Series prove using combinational argument

Question

Evaluation of $\displaystyle \sum^{n}_{r=1}(r^2+1)\cdot r!$ using combinational argument

Although i have solved it without combinational argument

$\displaystyle \sum^{n}_{r=1}\bigg[(r+1)^2-2r\bigg]r!=\sum^{n}_{r=1}(r+1)(r+1)!-r(r!)-\sum^{n}_{r=1}\bigg[(r+1-1)r!\bigg]$

$\displaystyle \sum^{n}_{r=1}\bigg[(r+1)(r+1)!-r(r!)\bigg]-\sum^{n}_{r=1}\bigg[(r+1)!-r!\bigg]$

$\displaystyle (n+1)(n+1)!-1-(n+1)!+1=n(n+1)!$

But did not know using combinational argument

If anyone have an idea please explain me .Thanks

Answer 1

Extension of my comment: I think that the OP's proof is more of a (polished) answer than a solution. If I was trying to solve it, my first step would not be to attempt such a polished proof.

Instead, I would experiment with $n=1, n=2, n=3, n=4,$ and $n=5.$ After computing each of the 5 cases, I would compare the results with each other and try to look for a pattern. Once I found what seemed to be a viable pattern, then I would formulate a hypothesis.

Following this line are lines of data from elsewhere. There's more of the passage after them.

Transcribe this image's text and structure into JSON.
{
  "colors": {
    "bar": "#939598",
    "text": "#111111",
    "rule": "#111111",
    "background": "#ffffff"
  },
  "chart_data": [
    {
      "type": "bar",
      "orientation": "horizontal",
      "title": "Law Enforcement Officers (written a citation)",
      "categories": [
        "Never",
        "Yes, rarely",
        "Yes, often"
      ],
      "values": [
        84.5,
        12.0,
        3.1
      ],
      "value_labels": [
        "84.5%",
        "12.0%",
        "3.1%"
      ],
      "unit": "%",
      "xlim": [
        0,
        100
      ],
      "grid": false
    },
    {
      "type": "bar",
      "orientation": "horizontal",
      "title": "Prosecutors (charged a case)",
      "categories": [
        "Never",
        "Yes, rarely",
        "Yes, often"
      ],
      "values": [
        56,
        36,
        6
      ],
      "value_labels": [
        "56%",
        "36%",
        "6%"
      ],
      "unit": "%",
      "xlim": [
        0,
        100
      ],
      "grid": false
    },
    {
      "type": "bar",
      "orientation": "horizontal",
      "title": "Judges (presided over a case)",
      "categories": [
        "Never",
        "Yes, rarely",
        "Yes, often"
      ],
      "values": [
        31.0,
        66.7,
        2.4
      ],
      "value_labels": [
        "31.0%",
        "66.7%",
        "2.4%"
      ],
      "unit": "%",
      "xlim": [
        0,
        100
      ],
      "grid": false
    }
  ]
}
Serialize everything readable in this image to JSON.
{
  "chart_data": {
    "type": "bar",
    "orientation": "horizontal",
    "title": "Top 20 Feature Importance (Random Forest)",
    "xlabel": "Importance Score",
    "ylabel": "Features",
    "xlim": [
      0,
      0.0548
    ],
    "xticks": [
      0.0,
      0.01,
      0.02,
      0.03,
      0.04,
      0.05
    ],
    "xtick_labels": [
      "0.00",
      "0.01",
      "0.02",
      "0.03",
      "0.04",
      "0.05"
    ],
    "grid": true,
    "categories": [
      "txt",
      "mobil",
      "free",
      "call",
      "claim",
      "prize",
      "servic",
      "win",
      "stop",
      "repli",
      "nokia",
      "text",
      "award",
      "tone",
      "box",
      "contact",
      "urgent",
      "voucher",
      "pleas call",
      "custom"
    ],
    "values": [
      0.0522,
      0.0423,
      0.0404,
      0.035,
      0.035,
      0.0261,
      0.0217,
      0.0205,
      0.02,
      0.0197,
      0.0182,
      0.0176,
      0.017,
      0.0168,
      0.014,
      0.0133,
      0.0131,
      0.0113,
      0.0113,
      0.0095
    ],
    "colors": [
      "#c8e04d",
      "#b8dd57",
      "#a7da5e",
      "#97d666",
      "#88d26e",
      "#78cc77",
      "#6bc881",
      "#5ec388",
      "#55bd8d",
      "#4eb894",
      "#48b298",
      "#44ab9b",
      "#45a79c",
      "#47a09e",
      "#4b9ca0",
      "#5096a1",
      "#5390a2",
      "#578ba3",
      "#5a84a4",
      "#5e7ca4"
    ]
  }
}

Only after I had a hypothesis would I attempt to algebraically manipulate the summation to verify the hypothesis. In fact, I might well consider forgoing any attempt at an elegant algebraic manipulation, and instead consider a much more pedestrian (i.e. simpler but much less elegant) approach based on induction.

Answer 2

Both sides of the identity $$\sum_{r=1}^n (r^2+1)r!=n (n+1)!$$ count the number of permutations of $\{1,\dots,n+2\}$ such that $n+1$ and $n+2$ are not adjacent. The RHS first permutes $\{1,\dots,n+1\}$ in $(n+1)!$ ways and then inserts $n+2$ into any of the $n$ positions that are not adjacent to $n+1$. For the LHS, first reverse the sum to $$\sum_{k=0}^{n-1} ((n-k)^2+1)(n-k)!.$$ We show that this sum counts the permutations $\pi$ according to the largest $k$ for which $\pi(1)=1,\dots,\pi(k)=k$. Note that $k<n$ because otherwise $n+1$ and $n+2$ would be adjacent. Now consider the three mutually exclusive cases:

• $\pi(k+1)=n+1$ and $\pi(k+2)\not=n+2$
• $\pi(k+1)=n+2$ and $\pi(k+2)\not=n+1$
• $\pi(k+1)\not\in\{k+1,n+1,n+2\}$

These cases yield $(n-k)(n-k)!$, $(n-k)(n-k)!$, and $(n-k-1) (n-k)! (n-k-1)$ permutations, respectively, with total $$(2 (n-k) + (n-k-1)^2) (n-k)!=((n-k)^2+1)(n-k)!,$$ as desired.